Where is the balance between charity and justice? Between thinking big thoughts and hitting the ground running? Between effort and rest? Between retreat and engagement? Are my gifts best used giving fish or teaching to fish or working to change the whole fishing industry?
Ladies and gentlemen, a small sampling of questions that have been plaguing me lately. In one of my classes, I showed a film that asked the question, “Is aid to Africa doing more harm than good?” Is foreign aid creating dependency and learned helplessness? How is it that we should more compassionately distribute wealth so that everyone lives with dignity? Who should receive micro-loans and scholarships? Should generous donations go to governments, NGOs, middle class employers to create jobs, the poorest of the poor? How can more relationships be built? In my favorite scene, two brothers grapple with these same questions. The question is posed, “Is it more helpful to educate powerful people about poverty or cross boundaries and help people experiencing poverty one at a time?” As I look out into the faces of affluent teenagers I am showing this film to, I admit to them that this is my daily struggle. I leave my lesson on poverty to return to my comfortable apartment. Is it making a difference?
This past weekend, I traveled to North Carolina for a gorgeous wedding. Before the rehearsal, my spouse and I walked to Duke University, saw the chapel and sat down in the sunshine to enjoy an organic, colorful lunch from one of the many cafes. I love universities, and really, all academic institutions. They seem like utopias to me. We sat at lunch listening in to young, vivacious thinkers and old professors in bow ties philosophize about the world. I found myself at peace and enlivened. Many religions agree that the path to knowledge is the path to God. And I believe it. To have the leisure time to pursue knowledge feels liberating to me. And I have seen repeatedly that a key to peace is to educate young people, especially women.
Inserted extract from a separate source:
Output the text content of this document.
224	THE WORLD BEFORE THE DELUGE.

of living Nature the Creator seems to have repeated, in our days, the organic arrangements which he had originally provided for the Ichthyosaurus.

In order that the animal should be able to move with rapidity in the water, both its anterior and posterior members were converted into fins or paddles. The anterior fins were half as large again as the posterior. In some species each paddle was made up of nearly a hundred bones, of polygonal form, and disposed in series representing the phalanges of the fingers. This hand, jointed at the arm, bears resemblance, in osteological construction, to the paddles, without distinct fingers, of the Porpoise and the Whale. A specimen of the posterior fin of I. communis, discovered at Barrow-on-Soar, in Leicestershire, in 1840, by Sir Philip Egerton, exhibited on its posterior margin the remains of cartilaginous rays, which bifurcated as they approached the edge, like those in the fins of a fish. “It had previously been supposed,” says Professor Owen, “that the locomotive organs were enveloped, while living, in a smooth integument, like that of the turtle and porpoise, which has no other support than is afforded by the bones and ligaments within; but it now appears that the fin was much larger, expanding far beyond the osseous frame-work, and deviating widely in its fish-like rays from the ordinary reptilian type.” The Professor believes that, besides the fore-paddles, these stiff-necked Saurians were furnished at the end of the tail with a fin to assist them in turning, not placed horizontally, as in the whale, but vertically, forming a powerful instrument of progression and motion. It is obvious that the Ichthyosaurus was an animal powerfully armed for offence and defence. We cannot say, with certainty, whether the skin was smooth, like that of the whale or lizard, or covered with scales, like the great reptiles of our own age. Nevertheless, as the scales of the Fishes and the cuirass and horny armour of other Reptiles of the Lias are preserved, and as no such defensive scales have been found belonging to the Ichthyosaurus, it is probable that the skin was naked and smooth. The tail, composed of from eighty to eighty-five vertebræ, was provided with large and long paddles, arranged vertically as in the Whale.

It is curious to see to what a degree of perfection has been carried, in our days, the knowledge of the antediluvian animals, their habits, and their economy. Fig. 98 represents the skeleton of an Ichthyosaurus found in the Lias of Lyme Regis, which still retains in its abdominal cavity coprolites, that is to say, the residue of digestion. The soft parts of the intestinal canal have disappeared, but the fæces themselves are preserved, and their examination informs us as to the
Yet there is also something about academia that grates on me. As I believe that the path to knowledge is the path to God, I also believe that Jesus is the poor. Literally. And academia seems so disengaged and distant from people who are experiencing real poverty. It is a luxury to be able to choose whether to engage in an intellectual conversation about philosophy and theology regarding poverty while other people are living it. Do I dare analyze aid when people actually need food right now while I am thinking about it? Is the pursuit of knowledge also running from reality?
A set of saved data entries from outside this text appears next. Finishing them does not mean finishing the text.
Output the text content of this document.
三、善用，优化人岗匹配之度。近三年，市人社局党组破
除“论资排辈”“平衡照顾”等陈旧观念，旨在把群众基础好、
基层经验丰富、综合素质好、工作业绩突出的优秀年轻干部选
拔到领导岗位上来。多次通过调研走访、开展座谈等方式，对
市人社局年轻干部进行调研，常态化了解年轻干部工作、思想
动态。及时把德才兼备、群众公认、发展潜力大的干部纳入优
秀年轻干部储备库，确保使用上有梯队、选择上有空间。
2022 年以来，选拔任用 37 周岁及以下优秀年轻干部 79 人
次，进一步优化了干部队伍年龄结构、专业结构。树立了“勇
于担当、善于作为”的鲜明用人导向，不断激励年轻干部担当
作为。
I am finding in me more and more a simultaneous desire to be immersed in education and scholarship while living engaged in the world of people experiencing poverty. Where do I place myself so that the power I have in the world can most effectively be used to transform the hierarchies in our world? How can I have informed, passionate opinions without living among people who are different from me? Can I pursue knowledge without fleeing from the world?
Tomorrow morning I will leave my comfortable apartment to teach affluent teenagers about poverty. I just wonder sometimes who I am tripping over while taking the long view.